With the correct unit of analysis, most family-level comparisons lose statistical significance. The effect sizes remain large (Cohen’s d exceeding 1.0 for several comparisons), but the study simply doesn’t have enough models per family to confirm these differences at conventional significance thresholds.

The first version also had a Bonferroni correction error (correcting for 6 family pairs when the tests covered 6 pairs x 5 traits = 30 comparisons) and a significance chart that pooled all traits together.

I’m keeping the descriptive findings because the patterns are real and visually obvious. I’ve removed the p-value claims because they were wrong. If you want to do this study properly, you’d need 20-30 models per family.

What This Means (And What It Doesn’t)

LLMs don’t have personalities in the way humans do. They don’t have inner experiences that produce behavioral tendencies. What they have is a consistent pattern of outputs that, when measured with the same instruments we use on humans, produces stable, interpretable profiles.

Those profiles are a direct readout of training decisions. More RLHF produces higher Agreeableness. More safety training correlates with higher Neuroticism. Less intervention, more Extraversion, lower Neuroticism. The personality is the training.

This matters for model selection. If you’re building a customer-facing app, you might want a highly agreeable model (Gemini). If you need the model to push back on your assumptions, you probably don’t want Agreeableness at 4.86.

It also matters for evaluation. Benchmarks measure capability. Personality inventories measure behavioral tendency. A model can ace a coding benchmark while being pathologically agreeable in its communication style.

And it raises a transparency question. Every lab publishes safety reports. None publish personality profiles. If I’m going to work with a model every day, I want to know its behavioral tendencies the same way I’d want to know a colleague’s working style.

Limitations

No ground truth. There’s no “correct” personality for an LLM. I can compare models to each other, but I can’t validate against a true personality.

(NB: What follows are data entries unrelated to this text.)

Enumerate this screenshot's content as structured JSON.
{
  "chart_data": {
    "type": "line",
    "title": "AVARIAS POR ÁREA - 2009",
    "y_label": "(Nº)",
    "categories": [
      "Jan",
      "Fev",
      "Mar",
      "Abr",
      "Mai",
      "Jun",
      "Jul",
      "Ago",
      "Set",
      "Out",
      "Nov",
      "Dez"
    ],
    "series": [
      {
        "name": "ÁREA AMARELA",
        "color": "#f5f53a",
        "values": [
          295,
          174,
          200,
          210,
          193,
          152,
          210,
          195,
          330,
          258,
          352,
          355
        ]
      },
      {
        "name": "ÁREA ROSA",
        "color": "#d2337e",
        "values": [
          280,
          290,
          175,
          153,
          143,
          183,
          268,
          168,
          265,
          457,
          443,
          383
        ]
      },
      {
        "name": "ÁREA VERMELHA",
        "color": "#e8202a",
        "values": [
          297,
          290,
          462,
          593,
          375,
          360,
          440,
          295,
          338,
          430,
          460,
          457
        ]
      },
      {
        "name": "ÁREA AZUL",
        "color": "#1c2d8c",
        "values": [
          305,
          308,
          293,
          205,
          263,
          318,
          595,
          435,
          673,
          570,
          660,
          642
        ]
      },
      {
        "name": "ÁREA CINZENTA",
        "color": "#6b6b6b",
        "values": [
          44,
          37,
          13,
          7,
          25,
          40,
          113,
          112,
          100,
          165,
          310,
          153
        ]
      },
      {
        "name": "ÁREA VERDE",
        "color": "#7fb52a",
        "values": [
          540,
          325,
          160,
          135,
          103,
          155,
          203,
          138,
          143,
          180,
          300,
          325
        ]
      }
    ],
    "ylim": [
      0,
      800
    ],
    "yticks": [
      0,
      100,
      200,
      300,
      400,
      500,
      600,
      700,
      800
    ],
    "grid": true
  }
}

RLHF confound. The Agreeableness inflation is a training artifact, not a genuine personality measurement. The models are trained to agree. The survey picks that up.

Prompt sensitivity. The measured personality depends on the system prompt. Different framing produces different profiles. The stability I measured is stability within a fixed prompt, not across prompts.

Small families. 5-8 models per family is too few for formal hypothesis testing. The patterns are suggestive but not confirmable at this sample size.

Response anomalies. Some models have quirks that affect scores. GPT-4o answers “3” (neutral) on 55% of items. Grok 2 never answers “5”. These floor/ceiling effects mechanically influence trait scores independent of any “personality.”

Missing models. I don’t have Anthropic (Claude) in this dataset. The open source sample is small and heterogeneous.

Single instrument. The IPIP-50 is validated for humans. Whether items like “I often feel blue” map meaningfully to language model behavior is an open question. I also didn’t compute Cronbach’s alpha to verify that the trait scores are internally consistent when items are presented without conversational context.

The Code

Everything is open source and fully reproducible: github.com/Rise-AI-Consulting/llm-personality-survey

survey.py runs the full survey across any available API
blog_analysis.py generates all charts and statistical tests
prompt_sensitivity.py runs the 4-prompt-variant experiment
All raw results are included as JSON files (120 runs across 24 models)

Add your API keys and run uv run python3 survey.py. The survey supports incremental runs, so you can add models as you get access.

I’d particularly like to see someone add Claude to the dataset.